Several spin-offs from AI looked interesting – we're not talking about any blue-sky human-equivalent understanding in the machine here, just a few techniques from the lab that were previously humans-only stuff. Prolog was one interesting approach to programmatic logic. Expert systems were going to be big, they could answer your questions (and even ask you the right ones), given incomplete data. Neural networks could match patterns.
We never got there. 4GL became just another one of yesterday's buzzwords. It didn't clear the backlog and produce an avalanche of production code as compared to the old techniques.
Meanwhile, we've made incremental gains. Object-oriented programming went mainstream because it was a logical addition to existing techniques that offered more code reuse and thus less new code. So has garbage collection because it results in less time writing and debugging housekeeping code. Our function libraries have become class libraries and are growing ever more extensive and usable.
But there hasn't been a paradigm shift. Prolog seems to have been a dead end, or at best limited. Expert systems too are great for a few limited uses.
Tools that generate 3GL code have morphed into drag and drop Rapid Application Development environments such as Visual Basic and Delphi. The coders soon learned that code generation wasn't worth anything at all unless you could modify the generated code, and tools that can round-trip back to the model from the altered code are greatly preferred. And that it is best done on top of a strong 3GL. VB still has a reputation as a toy for being weak in this regard.
Powerbuilder, for instance, had kick-ass visual data display generation tools, backed by a crappy little scripting language that made Visual Basic look powerful, consistent and flexible. Had. It has vanished.

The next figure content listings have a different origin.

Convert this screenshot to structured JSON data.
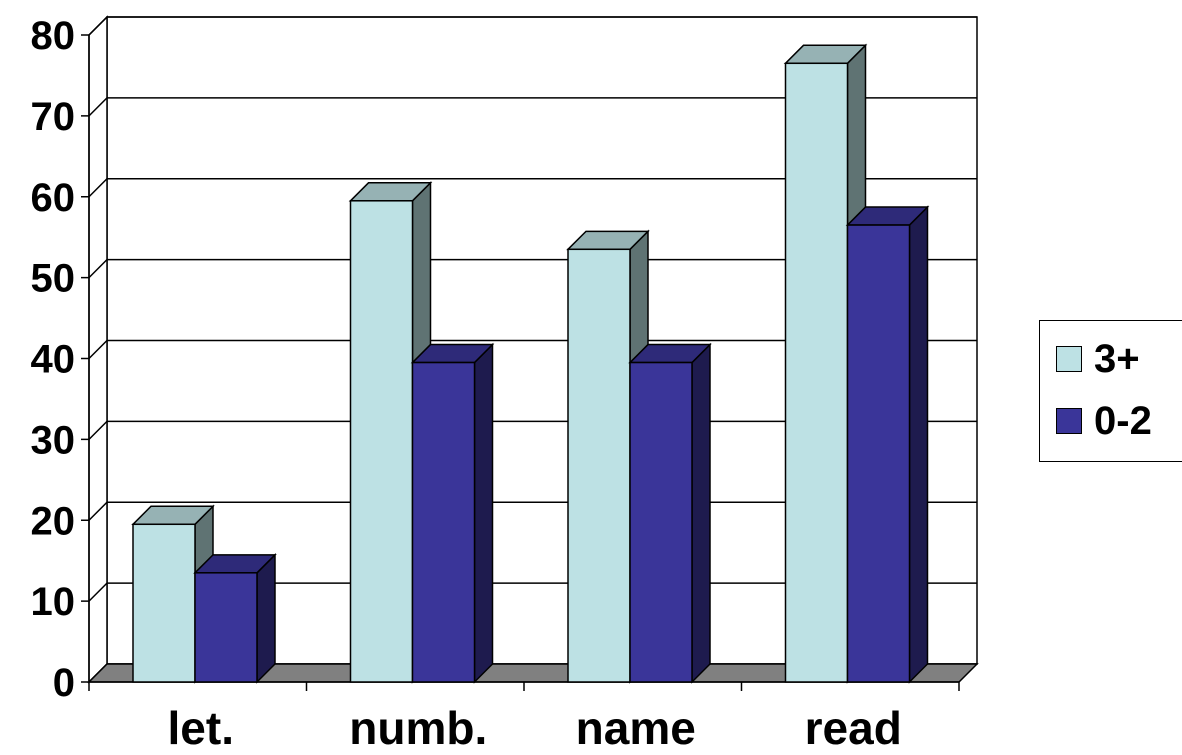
{
  "chart_data": {
    "type": "bar",
    "title": "",
    "xlabel": "",
    "ylabel": "",
    "categories": [
      "let.",
      "numb.",
      "name",
      "read"
    ],
    "series": [
      {
        "name": "3+",
        "values": [
          19.5,
          59.5,
          53.5,
          76.5
        ],
        "color": "#bde1e4"
      },
      {
        "name": "0-2",
        "values": [
          13.5,
          39.5,
          39.5,
          56.5
        ],
        "color": "#3a3599"
      }
    ],
    "ylim": [
      0,
      80
    ],
    "yticks": [
      "0",
      "10",
      "20",
      "30",
      "40",
      "50",
      "60",
      "70",
      "80"
    ],
    "grid": true,
    "legend_position": "right",
    "style": "3d-clustered-column"
  }
}
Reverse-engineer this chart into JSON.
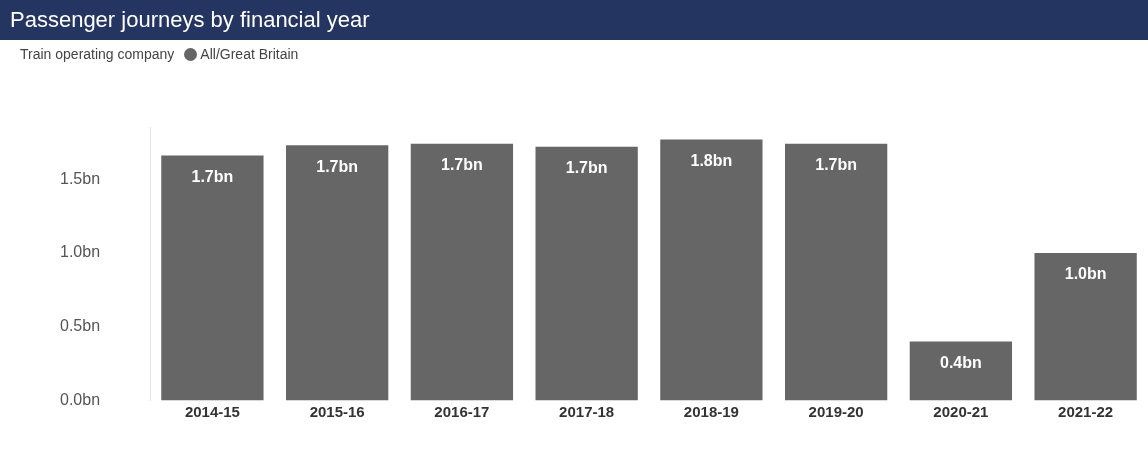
{
  "chart_data": {
    "type": "bar",
    "title": "Passenger journeys by financial year",
    "legend_title": "Train operating company",
    "legend": "top left",
    "grid": false,
    "categories": [
      "2014-15",
      "2015-16",
      "2016-17",
      "2017-18",
      "2018-19",
      "2019-20",
      "2020-21",
      "2021-22"
    ],
    "series": [
      {
        "name": "All/Great Britain",
        "color": "#666666",
        "values": [
          1.66,
          1.73,
          1.74,
          1.72,
          1.77,
          1.74,
          0.4,
          1.0
        ],
        "value_labels": [
          "1.7bn",
          "1.7bn",
          "1.7bn",
          "1.7bn",
          "1.8bn",
          "1.7bn",
          "0.4bn",
          "1.0bn"
        ]
      }
    ],
    "ylim": [
      0,
      1.85
    ],
    "yticks": [
      {
        "value": 0,
        "label": "0.0bn"
      },
      {
        "value": 0.5,
        "label": "0.5bn"
      },
      {
        "value": 1,
        "label": "1.0bn"
      },
      {
        "value": 1.5,
        "label": "1.5bn"
      }
    ]
  }
}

As for the others, SQL may be declarative, but that doesn't stop it being quirky and involved just like any other programming language. You won't find your HR director using it. Functional programming languages have continued to progress, but have never had a mass market yet. If anything, they are harder to get your head around than imperative languages.

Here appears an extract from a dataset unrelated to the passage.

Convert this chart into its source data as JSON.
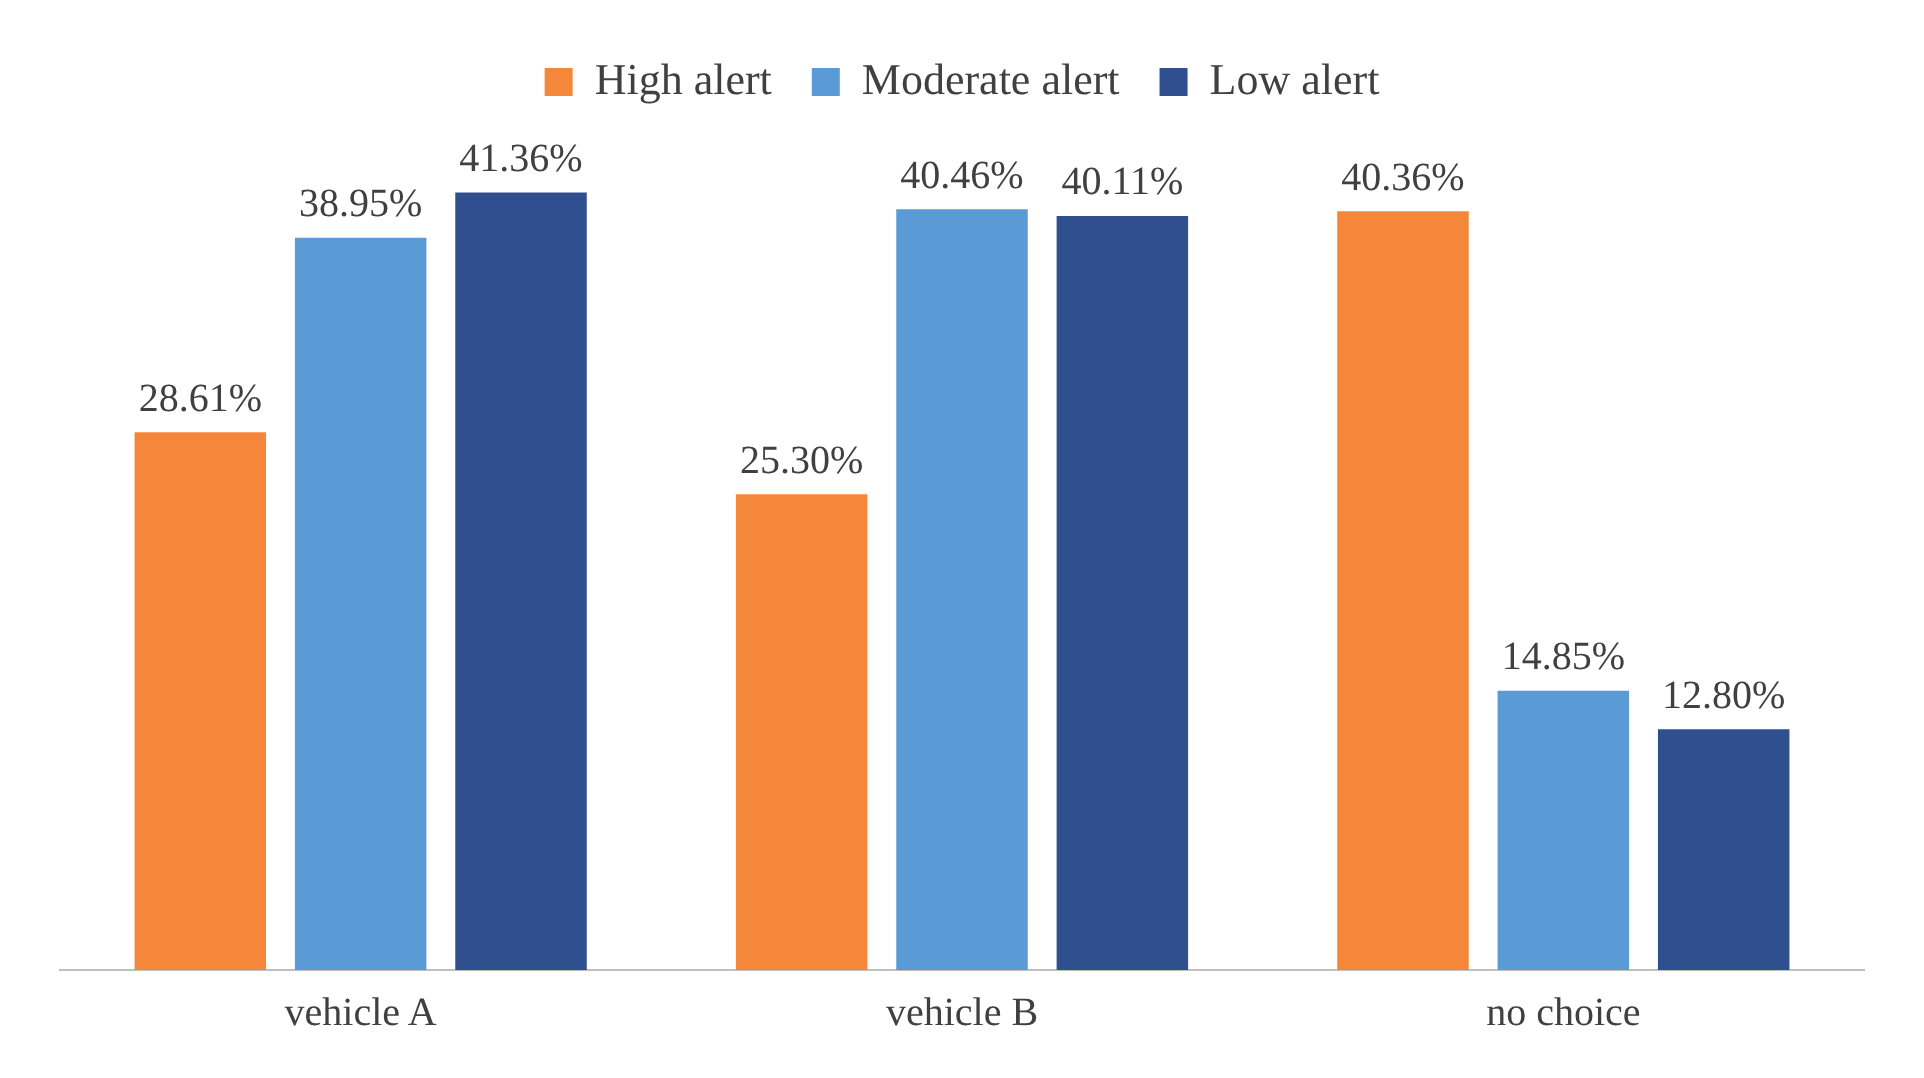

There has been a lot of incremental change. We have better tools than in 1980, and a more varied toolchest. Perhaps the accumulation of incremental change, from C in a text editor all the way to a Java IDE or Visual Studio .NET with drag and drop GUI toolkits, and PERL and Python on the side, is enough to declare a new generation.
But in my opinion, if there is a fourth generation of programming languages, a paradigm shift, it hasn't broken out of the lab yet. Perhaps declarative, context based, natural language techniques will somebday come to fruition.
Perhaps our programming language generations are counted 1, 2, 3, (4 was a dead end, backtrack), OO, OOGC. Perhaps a branching tree is a better metaphor than a linear sequence.
The term 4GL is sometimes now used to refer to declarative programming , and sometimes to refer to "application specific" languages – vertical tools that will generate stuff very rapidly, provided you select from a limited menu of options. Often this means report-writing and data entry, both database bound. These tend to be great if what you want to do was forseen by the system's designers. Otherwise, they are useless. The 80-20 rule applies: 80% of the job can be dead easy, the other 20% is impossible or nearly so.